Heavenly Council and Earthly Events

Tom. J. Nettles

The book of Job contains an extended case study of the outworking of the decree and consequent providence of God in the life of one of God’s elect. It provides background for an answer to the question posed in Romans 9:19, “Why does he still find fault? For who can resist his will?” Paul’s answer is “Who are you , O man, to answer back to God? Will what is molded say to its molder, ‘Why have you made me like this?’” Transcending all the purposes and complaints of man is the unchallengeable and invincible purpose of God in creation. That he brought all of this into existence with a specific purpose in his eternal mind, and that he will by no means fail to accomplish his purpose, and that we are incapable of sorting out all the individual events of the world to satisfy our impertinent questioning of God is the big lesson of this book. It moves toward that lesson with one of the most poignant stories in all of human literature.

According to R. K Harrison, this book is structured into five divisions

1. Prose Prologue – chapters 1 & 2

2. The Dialogue – Chapters 3-31

3. The Speeches of Elihu – Chapters 32-37

4. The Theophany and divine speeches – 38:1 – 42:6

5. Prose Epilogue – 42:7-17

This Lesson explores the prologue in which the issues to be discussed in the next forty chapters are introduced.
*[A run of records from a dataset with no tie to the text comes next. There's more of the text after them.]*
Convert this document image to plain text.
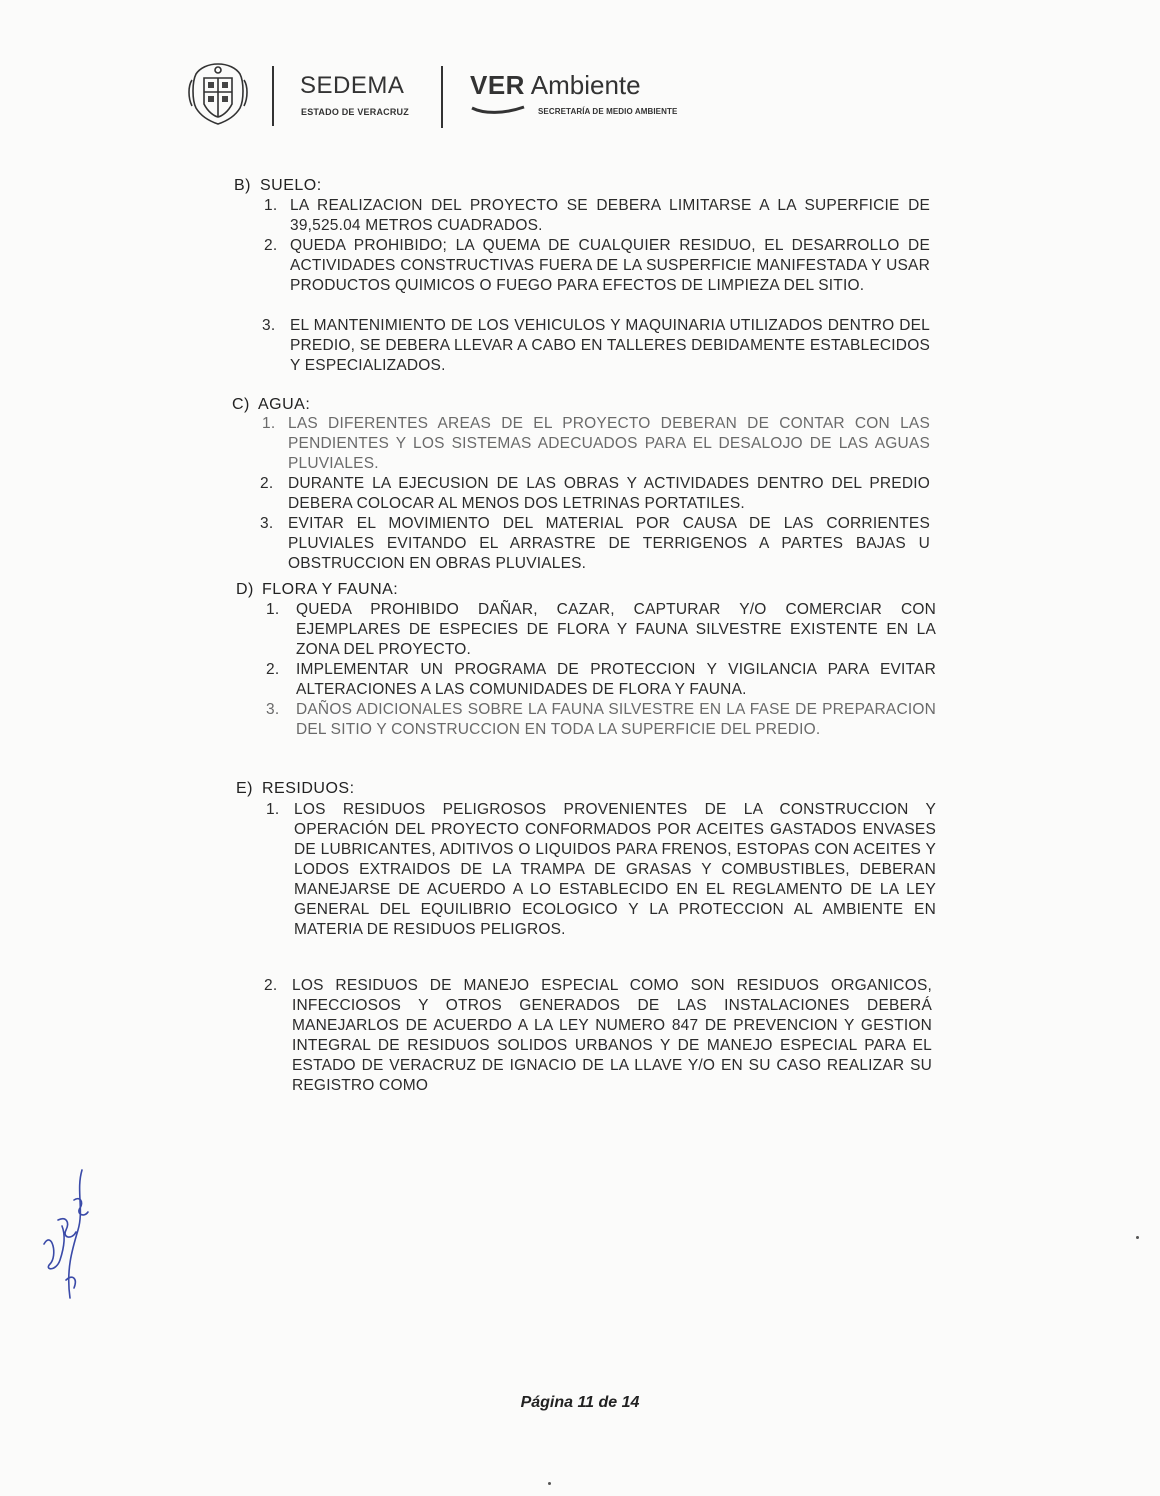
SEDEMA
ESTADO DE VERACRUZ
VER Ambiente
SECRETARÍA DE MEDIO AMBIENTE
B) SUELO:
1. LA REALIZACION DEL PROYECTO SE DEBERA LIMITARSE A LA SUPERFICIE DE 39,525.04 METROS CUADRADOS.
2. QUEDA PROHIBIDO; LA QUEMA DE CUALQUIER RESIDUO, EL DESARROLLO DE ACTIVIDADES CONSTRUCTIVAS FUERA DE LA SUSPERFICIE MANIFESTADA Y USAR PRODUCTOS QUIMICOS O FUEGO PARA EFECTOS DE LIMPIEZA DEL SITIO.
3. EL MANTENIMIENTO DE LOS VEHICULOS Y MAQUINARIA UTILIZADOS DENTRO DEL PREDIO, SE DEBERA LLEVAR A CABO EN TALLERES DEBIDAMENTE ESTABLECIDOS Y ESPECIALIZADOS.
C) AGUA:
1. LAS DIFERENTES AREAS DE EL PROYECTO DEBERAN DE CONTAR CON LAS PENDIENTES Y LOS SISTEMAS ADECUADOS PARA EL DESALOJO DE LAS AGUAS PLUVIALES.
2. DURANTE LA EJECUSION DE LAS OBRAS Y ACTIVIDADES DENTRO DEL PREDIO DEBERA COLOCAR AL MENOS DOS LETRINAS PORTATILES.
3. EVITAR EL MOVIMIENTO DEL MATERIAL POR CAUSA DE LAS CORRIENTES PLUVIALES EVITANDO EL ARRASTRE DE TERRIGENOS A PARTES BAJAS U OBSTRUCCION EN OBRAS PLUVIALES.
D) FLORA Y FAUNA:
1. QUEDA PROHIBIDO DAÑAR, CAZAR, CAPTURAR Y/O COMERCIAR CON EJEMPLARES DE ESPECIES DE FLORA Y FAUNA SILVESTRE EXISTENTE EN LA ZONA DEL PROYECTO.
2. IMPLEMENTAR UN PROGRAMA DE PROTECCION Y VIGILANCIA PARA EVITAR ALTERACIONES A LAS COMUNIDADES DE FLORA Y FAUNA.
3. DAÑOS ADICIONALES SOBRE LA FAUNA SILVESTRE EN LA FASE DE PREPARACION DEL SITIO Y CONSTRUCCION EN TODA LA SUPERFICIE DEL PREDIO.
E) RESIDUOS:
1. LOS RESIDUOS PELIGROSOS PROVENIENTES DE LA CONSTRUCCION Y OPERACIÓN DEL PROYECTO CONFORMADOS POR ACEITES GASTADOS ENVASES DE LUBRICANTES, ADITIVOS O LIQUIDOS PARA FRENOS, ESTOPAS CON ACEITES Y LODOS EXTRAIDOS DE LA TRAMPA DE GRASAS Y COMBUSTIBLES, DEBERAN MANEJARSE DE ACUERDO A LO ESTABLECIDO EN EL REGLAMENTO DE LA LEY GENERAL DEL EQUILIBRIO ECOLOGICO Y LA PROTECCION AL AMBIENTE EN MATERIA DE RESIDUOS PELIGROS.
2. LOS RESIDUOS DE MANEJO ESPECIAL COMO SON RESIDUOS ORGANICOS, INFECCIOSOS Y OTROS GENERADOS DE LAS INSTALACIONES DEBERÁ MANEJARLOS DE ACUERDO A LA LEY NUMERO 847 DE PREVENCION Y GESTION INTEGRAL DE RESIDUOS SOLIDOS URBANOS Y DE MANEJO ESPECIAL PARA EL ESTADO DE VERACRUZ DE IGNACIO DE LA LLAVE Y/O EN SU CASO REALIZAR SU REGISTRO COMO
Página 11 de 14
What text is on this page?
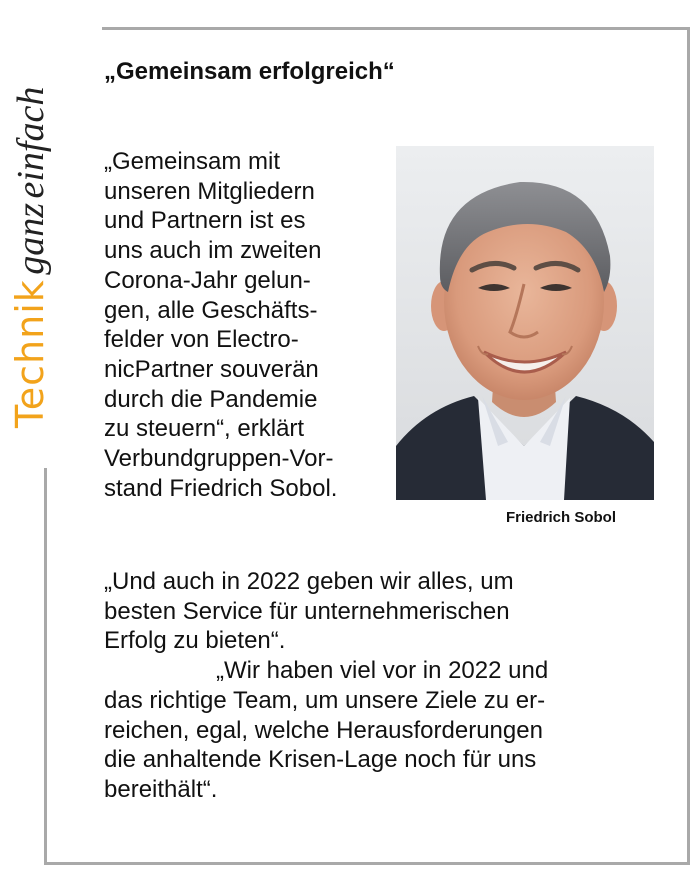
Technik ganz einfach
„Gemeinsam erfolgreich“
„Gemeinsam mit
unseren Mitgliedern
und Partnern ist es
uns auch im zweiten
Corona-Jahr gelun-
gen, alle Geschäfts-
felder von Electro-
nicPartner souverän
durch die Pandemie
zu steuern“, erklärt
Verbundgruppen-Vor-
stand Friedrich Sobol.
Friedrich Sobol
„Und auch in 2022 geben wir alles, um
besten Service für unternehmerischen
Erfolg zu bieten“.
„Wir haben viel vor in 2022 und
das richtige Team, um unsere Ziele zu er-
reichen, egal, welche Herausforderungen
die anhaltende Krisen-Lage noch für uns
bereithält“.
I. A Portrait of a Conscientiously devoted man whose name was Job – Job 1:1-3

A. His character –

1. That he was blameless and upright does not mean that Job stood outside the universal verdict, “There is none righteous, no not one (Romans 3:10; Psalm 14:3). It means that he regarded the law as a lovely standard of righteousness, and desired conformity to  as an expression of his love for God and the moral beauty that he relished in the divine character (See Romans 7:22; Philippians 3:12-14; Psalm 119:159, 160) If Job lived before Moses, this is an example of the reality of a concept of righteousness that existed prior to that time as Paul argues in Romans 5:12-14, and illustrates the meaning of the Psalmist who wrote “Every one of your righteous rules endures forever.” He does not consider God’s character or his righteous expectations of his creature as an intrusion upon or an impediment to his life but as a lovely privilege.
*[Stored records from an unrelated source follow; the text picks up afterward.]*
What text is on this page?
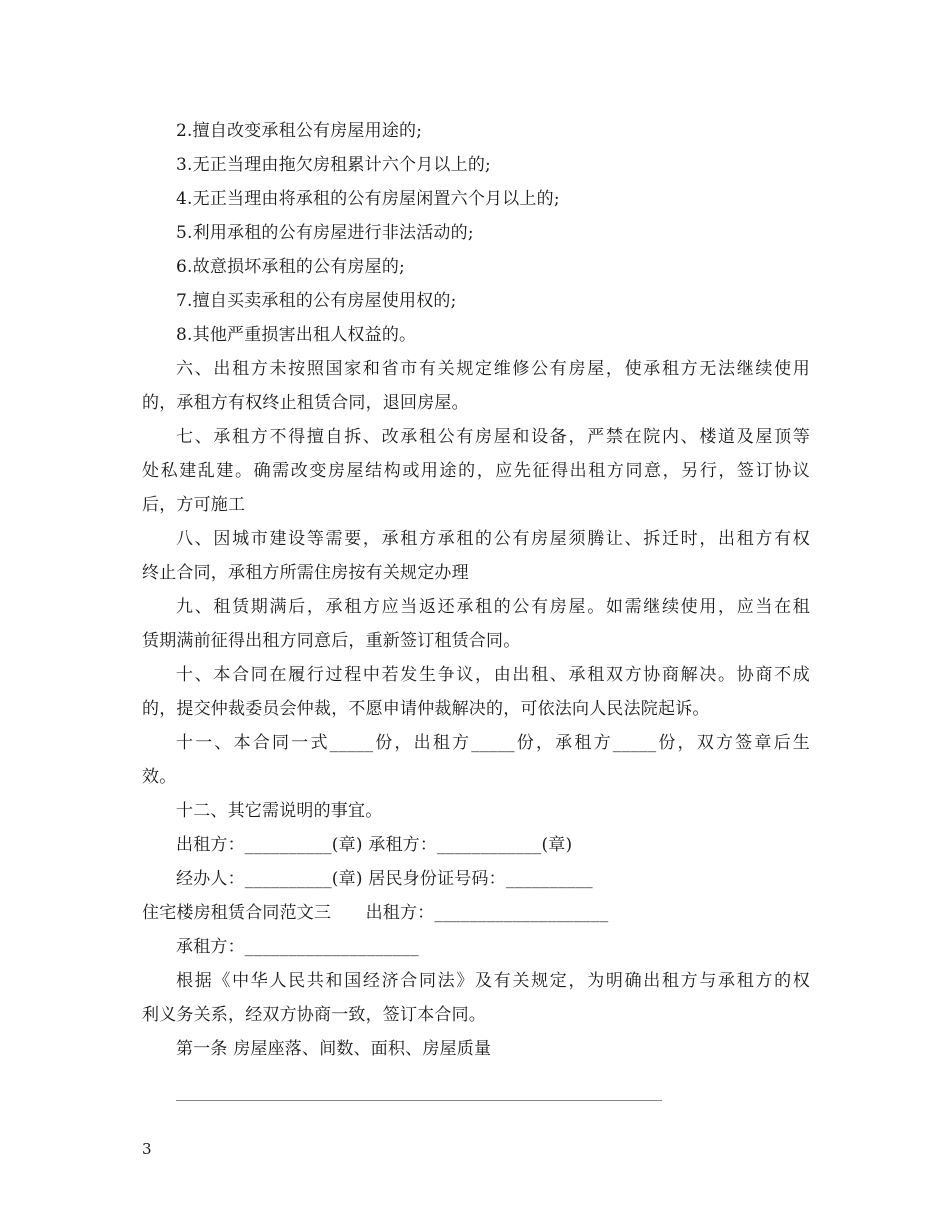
2.擅自改变承租公有房屋用途的;
3.无正当理由拖欠房租累计六个月以上的;
4.无正当理由将承租的公有房屋闲置六个月以上的;
5.利用承租的公有房屋进行非法活动的;
6.故意损坏承租的公有房屋的;
7.擅自买卖承租的公有房屋使用权的;
8.其他严重损害出租人权益的。
六、出租方未按照国家和省市有关规定维修公有房屋，使承租方无法继续使用
的，承租方有权终止租赁合同，退回房屋。
七、承租方不得擅自拆、改承租公有房屋和设备，严禁在院内、楼道及屋顶等
处私建乱建。确需改变房屋结构或用途的，应先征得出租方同意，另行，签订协议
后，方可施工
八、因城市建设等需要，承租方承租的公有房屋须腾让、拆迁时，出租方有权
终止合同，承租方所需住房按有关规定办理
九、租赁期满后，承租方应当返还承租的公有房屋。如需继续使用，应当在租
赁期满前征得出租方同意后，重新签订租赁合同。
十、本合同在履行过程中若发生争议，由出租、承租双方协商解决。协商不成
的，提交仲裁委员会仲裁，不愿申请仲裁解决的，可依法向人民法院起诉。
十一、本合同一式_____份，出租方_____份，承租方_____份，双方签章后生
效。
十二、其它需说明的事宜。
出租方：__________(章) 承租方：____________(章)
经办人：__________(章) 居民身份证号码：__________
住宅楼房租赁合同范文三　　出租方：____________________
承租方：____________________
根据《中华人民共和国经济合同法》及有关规定，为明确出租方与承租方的权
利义务关系，经双方协商一致，签订本合同。
第一条 房屋座落、间数、面积、房屋质量
3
2. He feared God. His desire for uprightness was not based on self-righteousness or a low standard of expectation, but on a reverence for the holiness of God and a desire to worship him in the beauty of holiness. Since the fear of the Lord constitutes the foundation of both wisdom and knowledge, Job had his mind and his heart filled with the proper equipment to endure and benefit from the upcoming events. In the cycles of speeches that follow, the reader finds great fluctuation in Job’s analyses of his situation as it relates to the justice of God, but the shift moves from a rather simplistic quid pro quo view also held by his friends to more complex view in which divine justice in this life had the quality of ineffability.

3. He turned away from evil. Job was not oblivious to the aggressive nature of the attempts of the unholy to rob God of his glory. He knew, as indicated in verse 5, that evil can creep in through carelessness and what begins in apparent innocence and entertainment can degenerate to worldliness and mindless encroachment on God’s purpose that his creatures regard him as holy and that they reflect in their words and actions and thoughts a self-conscious knowledge of being responsible to reflect his glory. Job sought to keep himself from ideas or situations that could degenerate into evil. Far from being naïve about the reality of the pervasive tendency of evil in the human heart, he was deeply sensitive to it.

B. His status –

1. His possessions are given in portions that sum 10. Seven sons and three daughters, more than twice as many sons as daughters, so that his name could be carried into the future by his sons and his possessions could increase and the fame of the family be secured for generations; he would be able to show his generosity through the dowries he gave his daughters. He had massive possession in livestock to provide food, clothes, labor, travel, and  a vast amount of servants that doubtless would employ these animals in their pursuit of Job’s interests. In short, “This man was the greatest of all the people of the east.”

2. This is given  briefly but impressively to set the stage for the debate about earthly possessions and comforts in light of how pleasing one’s life was to God.

II. A conference with Satan – 1:8-11

A. The Lord Himself asked Satan if he had considered the character of Job. The contest against Job, therefore, comes from the suggestion of God himself. God had singled out Job for this question and bringing him to the notice of Satan. God does not merely desire to show the character of Job in this, but to show how God himself sustains his people under the most trying and devastating circumstances.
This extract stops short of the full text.